According to Steve Lyman, who worked on the ZJ project, designers created a Dodge version of the Grand Cherokee in case Jeep dealers couldn’t sell every vehicle the Jefferson North Assembly Plant (JNAP) could make.

Steve Lyman provided this photo of the Dodge, platform code ZD (Z-Dodge), pointing out its had Jeep Comanche eliminator wheels and flush door handles. The vehicle behind it was a ZJ (Z-Jeep), which sold in the hundreds of thousands every year. He added:

Most people don’t know about the ZD since it was stillborn.
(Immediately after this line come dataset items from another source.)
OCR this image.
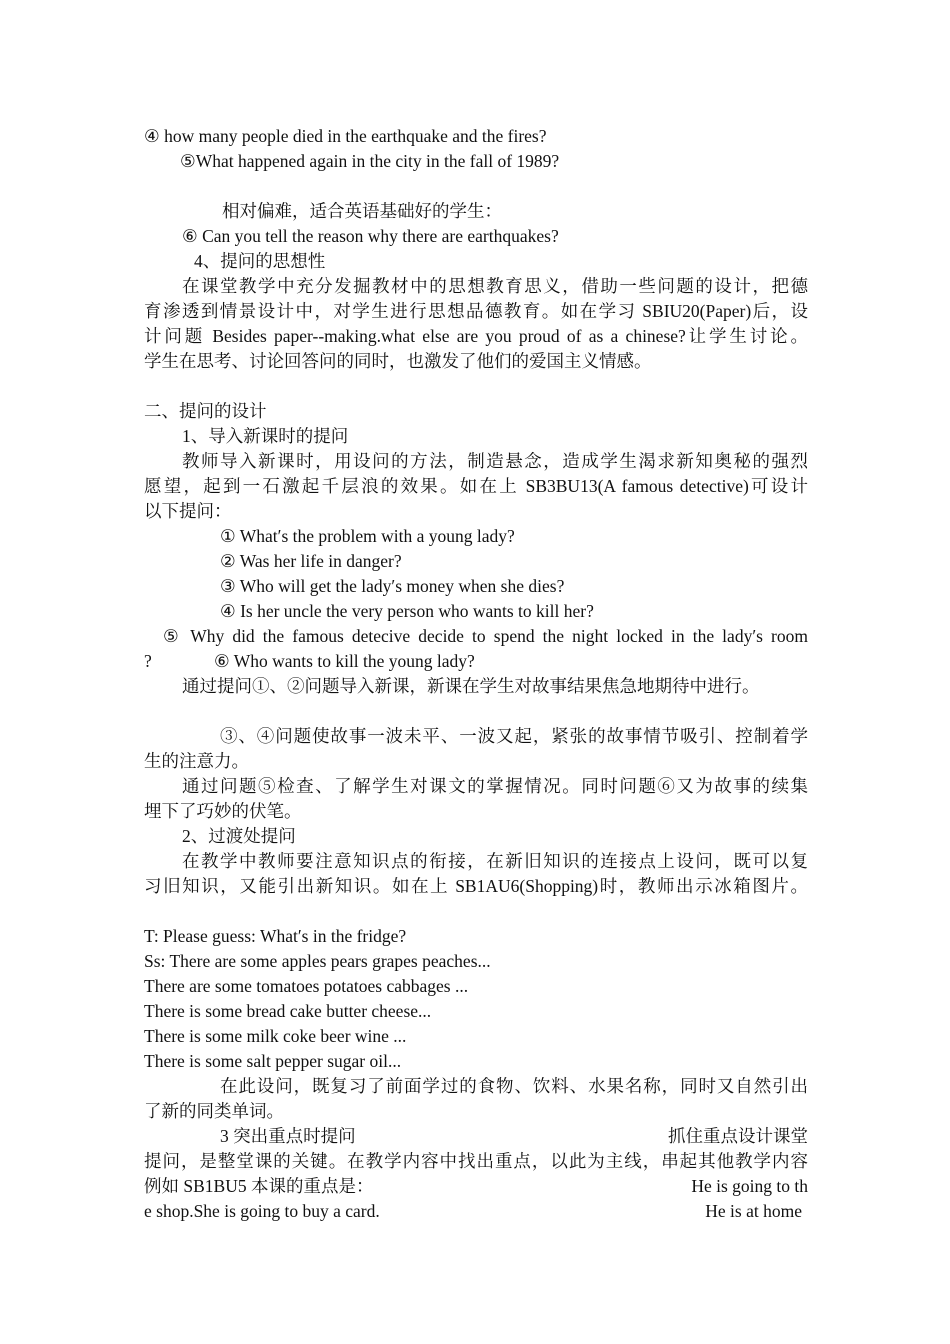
④ how many people died in the earthquake and the fires?
⑤What happened again in the city in the fall of 1989?
相对偏难，适合英语基础好的学生：
⑥ Can you tell the reason why there are earthquakes?
4、提问的思想性
在课堂教学中充分发掘教材中的思想教育思义，借助一些问题的设计，把德
育渗透到情景设计中，对学生进行思想品德教育。如在学习 SBIU20(Paper)后，设
计问题 Besides paper--making.what else are you proud of as a chinese?让学生讨论。
学生在思考、讨论回答问的同时，也激发了他们的爱国主义情感。
二、提问的设计
1、导入新课时的提问
教师导入新课时，用设问的方法，制造悬念，造成学生渴求新知奥秘的强烈
愿望，起到一石激起千层浪的效果。如在上 SB3BU13(A famous detective)可设计
以下提问：
① What′s the problem with a young lady?
② Was her life in danger?
③ Who will get the lady′s money when she dies?
④ Is her uncle the very person who wants to kill her?
⑤ Why did the famous detecive decide to spend the night locked in the lady′s room
?	⑥ Who wants to kill the young lady?
通过提问①、②问题导入新课，新课在学生对故事结果焦急地期待中进行。
③、④问题使故事一波未平、一波又起，紧张的故事情节吸引、控制着学
生的注意力。
通过问题⑤检查、了解学生对课文的掌握情况。同时问题⑥又为故事的续集
埋下了巧妙的伏笔。
2、过渡处提问
在教学中教师要注意知识点的衔接，在新旧知识的连接点上设问，既可以复
习旧知识，又能引出新知识。如在上 SB1AU6(Shopping)时，教师出示冰箱图片。
T: Please guess: What′s in the fridge?
Ss: There are some apples pears grapes peaches...
There are some tomatoes potatoes cabbages ...
There is some bread cake butter cheese...
There is some milk coke beer wine ...
There is some salt pepper sugar oil...
在此设问，既复习了前面学过的食物、饮料、水果名称，同时又自然引出
了新的同类单词。
3 突出重点时提问	抓住重点设计课堂
提问，是整堂课的关键。在教学内容中找出重点，以此为主线，串起其他教学内容
例如 SB1BU5 本课的重点是：	He is going to th
e shop.She is going to buy a card.	He is at home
I remember it mostly as a trip to Abilene as manager of Jeep Vehicle Dynamics at JTE; we had a small department, about 20 people. We were laser focused on the ZJ, since we knew it was going to be a home run, but we had other program and technology development commitments as well.

Senior management was paranoid about losing money on ZJ. There was risk. Launching a brand new vehicle in a brand new plant with new processes, simultaneously, is not done too often. Our leaders were also concerned about coming out of the post Gulf War I recession with new product. Would the demand be there? So, they directed us to create a Dodge derivative using Dodge powertrain and unique trim.

Our guys and other departments had to do serious overtime to contain the ZD workload, although most of us never believed it would go anywhere. The serious tooling money was limited to grille, hood, badging, and some powertrain to body brackets. We probably wasted more manpower and time dollars than the hardware cost.

Jeep dealers easily sold out the full production of JNAP, and the Dodge never made it past the prototype. What’s more, the decision to make a rear wheel drive version was probably wrong as well: 93% of the ZJs made in 1993 were 4x4s.

Dodge would eventually get a chance to sell its own versions of Jeeps, with the ill-fated Caliber and, more successfully, with a Dodge Durango based on the WK Grand Cherokee, but with three rows of seats and a pavement-optimized suspension. (The original Durango was based on the Dakota pickup.) To date, those remain the only Dodges based on Jeeps. As with the Durango, though—as John Rush pointed out—the ZD would have kept the Ramcharger name alive, as that truck ended production in 1993, as the Grand Cherokee was starting up.

There was a Grand Cherokee badge-engineering effort, despite the lack of the Dodge: the 1993 Grand Wagoneer. Poorly differentiated from the Grand Cherokee, the 1993 Grand Wagoneer came with 4x4, V8, and many other options standard; it cost just shy of $30,000, just a little higher than the Grand Cherokee Limited. Few were sold (its numbers are included in the chart), and the Wagoneer name was quietly dropped after a brief final hurrah.